The group, which started when Hale sprouted a few dozen citrus seeds as an experiment and needed to give them away, ballooned to about 2,900 members this year, up from fewer than 900 at the end of February. The rules are simple: no plant sales, only trades or gifts; feel free to ask for plant-related advice or resources; and don't be a jerk.
"My entire purpose behind this was to make this as low-barrier as possible," said Hale, a grant writer who founded the ONE Good Deed Fund. "I know how expensive it is trying to buy plants and start up. And it just seems so silly, because if you knew people who already had plants, they would just dig up part of their perennials and give them to you. I kept thinking how inequitable that was, because what if you don't know anyone?"
Help is free in the group, too, and members post frequently about their struggles with fungus gnats or finicky varieties. Failure and accidental plant slaughter are accepted, never shamed. Sometimes people offer up established plants that aren't thriving or simply don't spark joy.
"I really hadn't anticipated people just giving away plants that they didn't want anymore," Hale said. "But I think it takes a load off your shoulders to be like, 'I can specifically not like this plant, and it's not a failure. Someone else is going to love this.'"
- Julianna Brazill
Susan Eisenstadt joined the group after attending an in-person plant swap that Hale organized. While she'd always been an outdoor gardener, Eisenstadt didn't really invest in houseplants until the pandemic cut her off from some of her social communities. She started picking up plants that group members offered.
"You get these little gamey plants and then, all of a sudden, you have to transplant them because they're growing so fast, and they look so beautiful," Eisenstadt said. "And there's an incredible amount of knowledge in that group ... People are very willing to share the plants, their knowledge, different tips. It's a community."
Hale does her best to maintain that community through group moderation, which she describes as a skill. She said she wants to make sure people of color feel welcome in the group, and her efforts have generated a few accusations of "reverse racism" from white members who think that race issues shouldn't come up in plant sharing.
"You can't disassociate what you're talking about from marginalization just because you don't think that they go together," Hale said. "I don't think you can talk about gardening, which is cultivating land, without acknowledging that many white folks have generational wealth because of land ... Do I want to bring it up every day? No. But if someone brings it up, I'm not going to shy away."
In the group, I orchestrated a contact-free swap to trade a cutting from my pink aglaonema for a bit of wandering dude (a nickname for a plant whose most commonly used name is considered anti-Semitic and is prohibited in Hale's group).

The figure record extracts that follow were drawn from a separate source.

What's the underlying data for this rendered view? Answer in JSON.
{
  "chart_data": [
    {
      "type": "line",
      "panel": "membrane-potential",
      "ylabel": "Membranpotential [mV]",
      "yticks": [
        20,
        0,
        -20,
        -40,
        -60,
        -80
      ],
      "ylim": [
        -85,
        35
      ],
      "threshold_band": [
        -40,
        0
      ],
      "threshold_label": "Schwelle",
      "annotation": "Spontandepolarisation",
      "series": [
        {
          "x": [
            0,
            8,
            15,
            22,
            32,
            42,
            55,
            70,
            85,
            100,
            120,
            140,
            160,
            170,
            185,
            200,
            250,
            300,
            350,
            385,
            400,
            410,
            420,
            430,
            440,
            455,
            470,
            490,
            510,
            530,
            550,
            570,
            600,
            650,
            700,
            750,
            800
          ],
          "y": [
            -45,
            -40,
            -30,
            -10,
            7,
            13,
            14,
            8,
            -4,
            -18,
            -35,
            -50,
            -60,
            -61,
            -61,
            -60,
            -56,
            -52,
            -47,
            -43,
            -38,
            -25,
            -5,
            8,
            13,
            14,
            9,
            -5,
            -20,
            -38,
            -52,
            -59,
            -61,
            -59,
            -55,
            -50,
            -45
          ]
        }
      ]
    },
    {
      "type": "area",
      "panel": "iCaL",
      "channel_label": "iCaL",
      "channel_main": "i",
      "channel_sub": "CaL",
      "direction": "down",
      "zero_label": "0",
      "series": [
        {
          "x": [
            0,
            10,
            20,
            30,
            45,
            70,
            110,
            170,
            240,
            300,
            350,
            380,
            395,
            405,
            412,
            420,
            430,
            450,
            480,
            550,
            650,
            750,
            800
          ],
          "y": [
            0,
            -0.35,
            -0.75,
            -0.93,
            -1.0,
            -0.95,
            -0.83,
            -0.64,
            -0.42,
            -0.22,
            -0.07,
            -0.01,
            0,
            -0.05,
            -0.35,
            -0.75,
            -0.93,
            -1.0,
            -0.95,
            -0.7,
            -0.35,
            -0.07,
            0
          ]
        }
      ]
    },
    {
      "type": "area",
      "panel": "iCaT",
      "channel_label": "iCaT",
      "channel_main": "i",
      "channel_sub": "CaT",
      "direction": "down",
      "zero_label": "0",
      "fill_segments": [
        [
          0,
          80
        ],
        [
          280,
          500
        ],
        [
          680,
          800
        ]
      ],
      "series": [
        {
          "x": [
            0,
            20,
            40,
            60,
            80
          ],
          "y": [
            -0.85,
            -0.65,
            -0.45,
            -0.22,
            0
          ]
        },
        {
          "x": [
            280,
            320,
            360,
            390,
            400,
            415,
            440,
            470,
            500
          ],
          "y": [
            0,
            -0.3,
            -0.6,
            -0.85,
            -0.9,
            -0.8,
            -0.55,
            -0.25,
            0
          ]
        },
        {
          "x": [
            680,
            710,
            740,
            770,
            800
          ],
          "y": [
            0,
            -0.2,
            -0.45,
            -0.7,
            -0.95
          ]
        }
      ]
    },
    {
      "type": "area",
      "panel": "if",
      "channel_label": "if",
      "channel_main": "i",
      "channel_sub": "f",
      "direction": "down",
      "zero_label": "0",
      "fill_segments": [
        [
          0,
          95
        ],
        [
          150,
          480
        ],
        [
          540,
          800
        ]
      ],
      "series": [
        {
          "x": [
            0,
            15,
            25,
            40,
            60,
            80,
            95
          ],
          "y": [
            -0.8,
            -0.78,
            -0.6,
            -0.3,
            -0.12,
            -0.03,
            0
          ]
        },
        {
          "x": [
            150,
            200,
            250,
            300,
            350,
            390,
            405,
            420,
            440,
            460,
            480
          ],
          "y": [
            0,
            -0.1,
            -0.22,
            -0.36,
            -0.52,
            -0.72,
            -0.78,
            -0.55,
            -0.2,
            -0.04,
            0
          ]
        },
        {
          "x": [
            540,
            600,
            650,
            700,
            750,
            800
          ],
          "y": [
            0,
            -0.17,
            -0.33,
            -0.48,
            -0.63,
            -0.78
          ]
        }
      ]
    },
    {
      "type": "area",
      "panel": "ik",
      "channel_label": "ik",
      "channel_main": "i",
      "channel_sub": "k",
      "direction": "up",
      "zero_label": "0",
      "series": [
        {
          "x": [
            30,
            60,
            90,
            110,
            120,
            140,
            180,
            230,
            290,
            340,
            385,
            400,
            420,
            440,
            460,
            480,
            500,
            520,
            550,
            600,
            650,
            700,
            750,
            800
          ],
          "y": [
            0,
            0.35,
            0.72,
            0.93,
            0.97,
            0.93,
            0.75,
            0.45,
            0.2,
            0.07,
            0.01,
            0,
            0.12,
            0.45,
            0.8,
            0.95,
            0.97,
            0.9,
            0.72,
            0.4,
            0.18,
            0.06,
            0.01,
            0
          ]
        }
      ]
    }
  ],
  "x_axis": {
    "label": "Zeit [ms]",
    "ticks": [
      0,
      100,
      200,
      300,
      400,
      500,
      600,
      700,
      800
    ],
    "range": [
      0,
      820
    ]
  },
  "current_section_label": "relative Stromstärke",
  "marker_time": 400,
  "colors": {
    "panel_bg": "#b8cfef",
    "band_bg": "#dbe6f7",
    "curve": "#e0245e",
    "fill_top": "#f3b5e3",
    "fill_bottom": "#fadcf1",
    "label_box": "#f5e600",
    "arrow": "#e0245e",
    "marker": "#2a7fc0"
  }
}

I picked up a haworthia pup — a pup is an offshoot from the plant's roots — that another person was giving away. I asked about a succulent that wouldn't stop drooping. The advice: Behead it and plant the top part in its own pot. Once that's established, I'll probably give it away, too.
All this giving and receiving has been fun, and it even feels a little subversive. I still love nurseries, but removing the financial investment of growing things made me wonder how plants — which populate the planet with enthusiasm and give so much without asking in return — became so deeply commoditized in the first place. I floated this idea by Hale.
"Everything I do is anti-capitalist," she said. "Not because I'm rabid about it, but because it seems so unfair to have money as a reason why you can't share something."
Recently I noticed that my wandering dude, which is thriving, needed a haircut, so I propagated two of the stems and gave them away. The cycle continues; the joy spreads. And the plants? Well, they're just doing their thing.